Melihat temannya yang sudah naik darah, cepat-cepat Mia berkata “Sudahlah Valentine, jangan suka mencari masalah.”
“Ayo, kita cari tempat lain saja.” Ucap Amber sambil menarik tangan Halona pergi dari sana yang langsung diikuti oleh Mia dan Sophie.
Yang tadi itu Valentine, musuh Halona. Pertengkaran mereka diawali dengan pria yang disukai Valentine adalah pria yang disukai oleh Halona juga, pada saat itu. Sejak saat itu mereka mulai bertengkar mengenai masalah kecil, seperti tak sengaja menyenggol bahu satu sama lain, memperebutkan tempat duduk, dan masih banyak lagi.
“Seharusnya kau tidak mudah terpancing olehnya Halona.” ucap Sophie memberi nasihat.
“Tapi dia sangat menyebalkan!” ujar Halona dengan mata berkilat marah.
“Hey, dengarkan musiknya.” Ujar Amber.
Musik yang mulanya hanya instrumen-instrumen lembut, berubah menjadi instrumen salah satu lagu romantis sepanjang masa.
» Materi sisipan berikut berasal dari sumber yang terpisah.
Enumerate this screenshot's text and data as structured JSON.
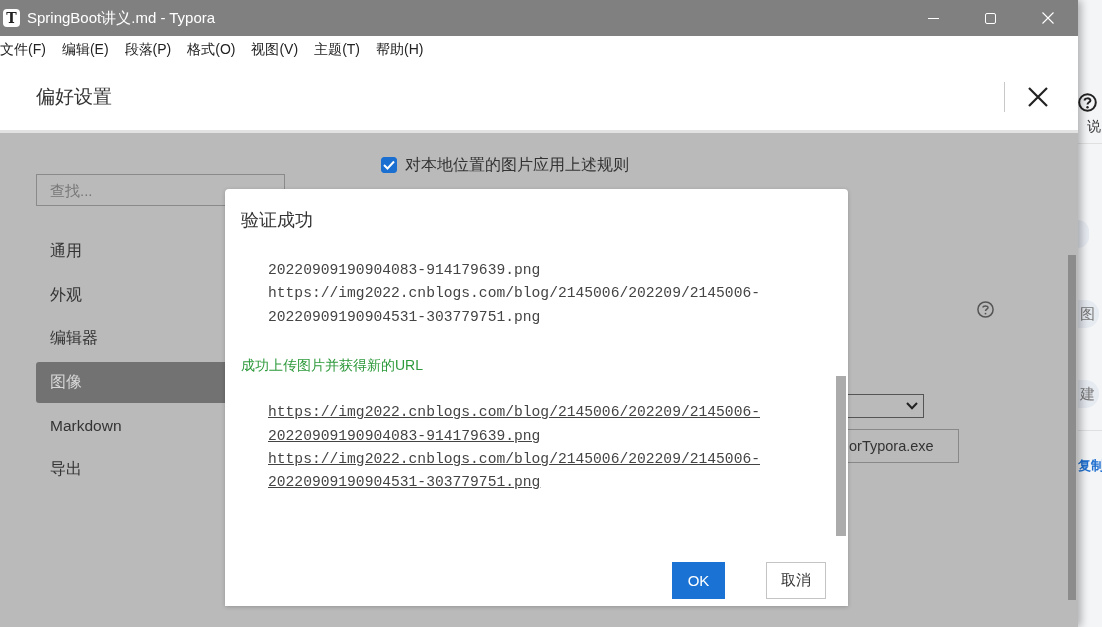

Para pria mulai mencari-cari pasangan untuk berdansa. Seorang pemuda mengulurkan tangan kepada Sophie yang langsung Sophie dengan senang hati.
Seorang pria tinggi dan gagah berjalan ke arah Halona dan mengulurkan tangannya kepada Halona. “Buatlah pria ini senang dengan menerima uluran tangannya, nona.” Halona hanya tertawa kecil dan menerima uluran tangan pria itu.
Dansa pertama selesai. Pria tadi bernama Ashton. Dansa pertama Halona tidak terlalu mengesankan, hanya diisi dengan obrolan ringan tentang orang tua, warna kesukaan, dan sepertinya Ashton tidak terlalu pandai membuat percakapan yang menarik. Obrolan Halona dan Ashton sepanjang dansa tadi bisa dibilang membosankan.
Mata Halona mencari-cari keberadaan Albert- bangsawan yang terkenal baik hati, dermawan serta idaman wanita. Itu dia! Albert ada di bagian sudut kanan ruangan. Albert juga salah satu alasan Halona berada di pesta ini dan ingin tampil menarik. Halona sudah lama menaruh hati kepada Albert, inilah saat yang tepat. Dengan cepat dan tanpa pamit kepada teman-temannya, Halona menghampiri Albert yang beruntungnya sedang sendiri. “Bukankah saya cukup pantas untuk menemani anda berdansa Yang Mulia?” tanya Halona sambil tersenyum semanis mungkin.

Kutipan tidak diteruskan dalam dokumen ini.